La jornada que devuelve a la actividad el Tour de 2017 es una jornada que nos suena, la hemos visto antes. El rodeo que el pelotón realiza entre Périgueux y Bergerac, una vuelta de 178 kilómetros, se hizo una vez en tramo más o menos recto de 63 kilómetros de lucha individual contra el reloj, en uno de esos kilometrajes eternos que hoy en día serían impensables.
Aquella jornada voló Miguel Indurain, lo hizo a tal nivel que se ganó el apelativo de la segunda mejor crono de la historia, porque en la retina teníamos aún reciente la de Luxemburgo, sólo dos años antes, en uno de esos días, 25 primaveras después, que jamás se olvidan.
La crono entre Périgueux y Bergerac figura en los anales por muchas cuestiones. Lo relató entonces el maestro Javier de Dalmases en las páginas del otrora diario polideportivo, El Mundo Deportivo, cuyo buceo por su hemeroteca es un placer para el recuerdo y la memoria.
Ese día de julio, con el asfalto derretido y el peligro en cualquier giro, Miguel estuvo a punto de caerse en dos de las primeras curvas, Indurain infringió un correctivo que a catorce días del final sonaba a sentencia. Sólo Tony Rominger, tres veces ganador de la Vuelta ese año, se mantenía con un halo de esperanza, a dos minutos, más allá de los cuatro caía Armand De las Cuevas, el gregario díscolo, el boxeador inconcluso.
La gesta de Indurain se puede explicar en diversos planos y estadísticas, pero si nos permitís sólo daremos una: el navarró envió más allá de los diez minutos a 123 ciclistas.
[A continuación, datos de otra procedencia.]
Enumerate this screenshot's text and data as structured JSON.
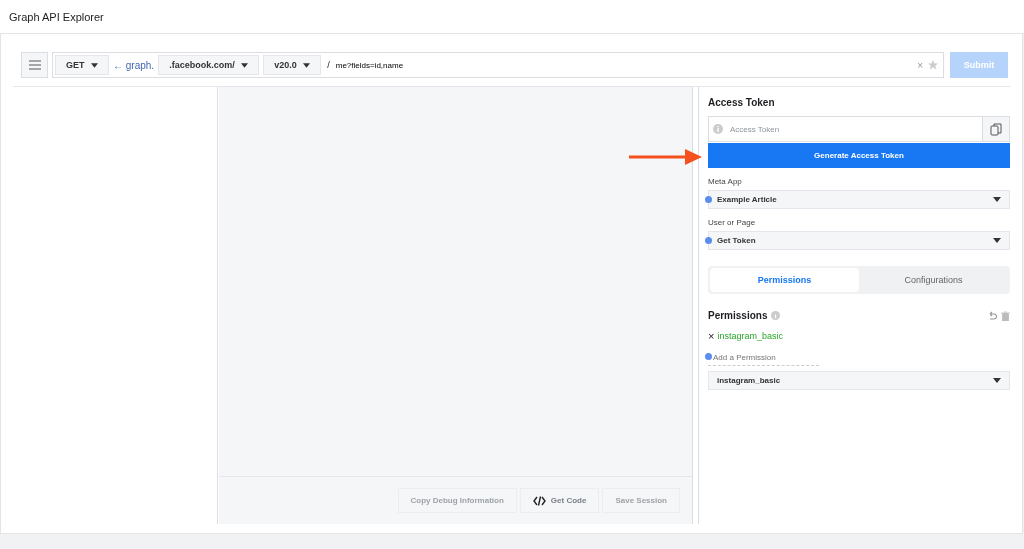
{
  "window": {
    "title": "Graph API Explorer"
  },
  "toolbar": {
    "method": "GET",
    "prefix": "← graph.",
    "domain": ".facebook.com/",
    "version": "v20.0",
    "separator": "/",
    "path": "me?fields=id,name",
    "clear": "×",
    "submit": {
      "label": "Submit",
      "disabled": true
    }
  },
  "footer_buttons": [
    {
      "kind": "plain",
      "label": "Copy Debug Information",
      "disabled": true
    },
    {
      "kind": "code",
      "label": "Get Code",
      "disabled": false
    },
    {
      "kind": "plain",
      "label": "Save Session",
      "disabled": true
    }
  ],
  "access_token": {
    "heading": "Access Token",
    "placeholder": "Access Token",
    "generate": "Generate Access Token"
  },
  "selects": [
    {
      "label": "Meta App",
      "value": "Example Article"
    },
    {
      "label": "User or Page",
      "value": "Get Token"
    }
  ],
  "tabs": [
    {
      "label": "Permissions",
      "selected": true
    },
    {
      "label": "Configurations",
      "selected": false
    }
  ],
  "permissions": {
    "heading": "Permissions",
    "chips": [
      {
        "remove": "×",
        "name": "instagram_basic"
      }
    ],
    "add_placeholder": "Add a Permission",
    "select_value": "instagram_basic"
  }
}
Esa forma de pedalear, ese modo de acoplarse a una máquina que rodaba sobre un 54 x 12 se demostró imposible de gestionar para una amplia mayoría de los corredores, por no decir que a todos menos a Rominger, el único que salió en la franja de los dos minutos.
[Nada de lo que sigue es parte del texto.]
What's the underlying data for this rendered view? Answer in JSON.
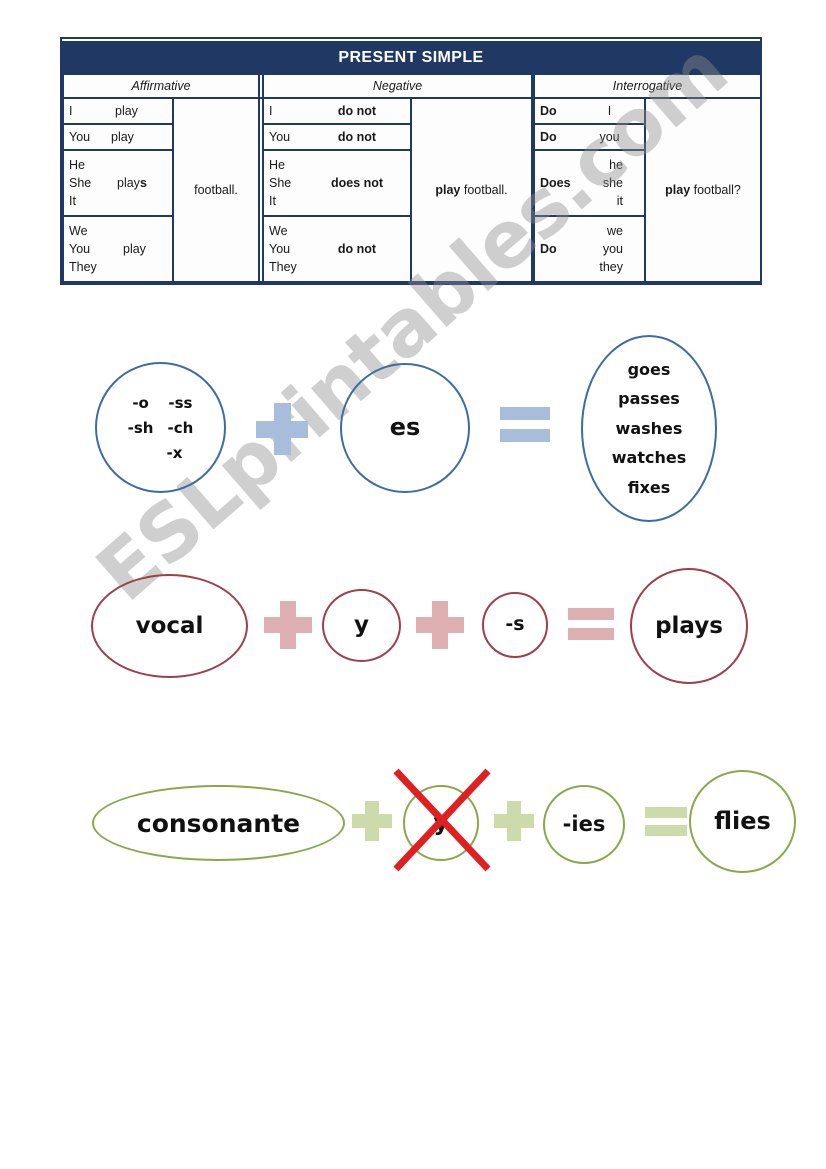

Aquella tarde tórrida dio otra de las imágenes que con el tiempo tomaron todo su sentido, una especie de calideoscopio que daba un color según lo giraras o miraras: en el kilómetro 16, a 50 de meta, Indurain doblaba a Lance Armstrong, el corredor que diez meses antes le había privado de ser campeón del mundo en Oslo. Aquella imagen fue recurrente, mucho, y tuvo tantos significados como cada uno quisiera otorgarle.
No obstante Miguel tomaba impulso hacia su cuarto Tour, al mismo que aspira Chris Froome estos días. Enviaba más allá de los siete minutos quien sería su principal rival, el letón Piotr Ugrumov, un tiro en el tramo alpino de aquella carrera. Ese día Abraham Olano se situaba como mejor joven del Tour.
Aunque le titularon como el “tirano de Bergerac” en múltiples medios, Cyrano hubo uno, un entrañable y calvo ciclista italiano, Massimo Ghirotto, quien recibió ese “premio” por mor de su generosa nariz.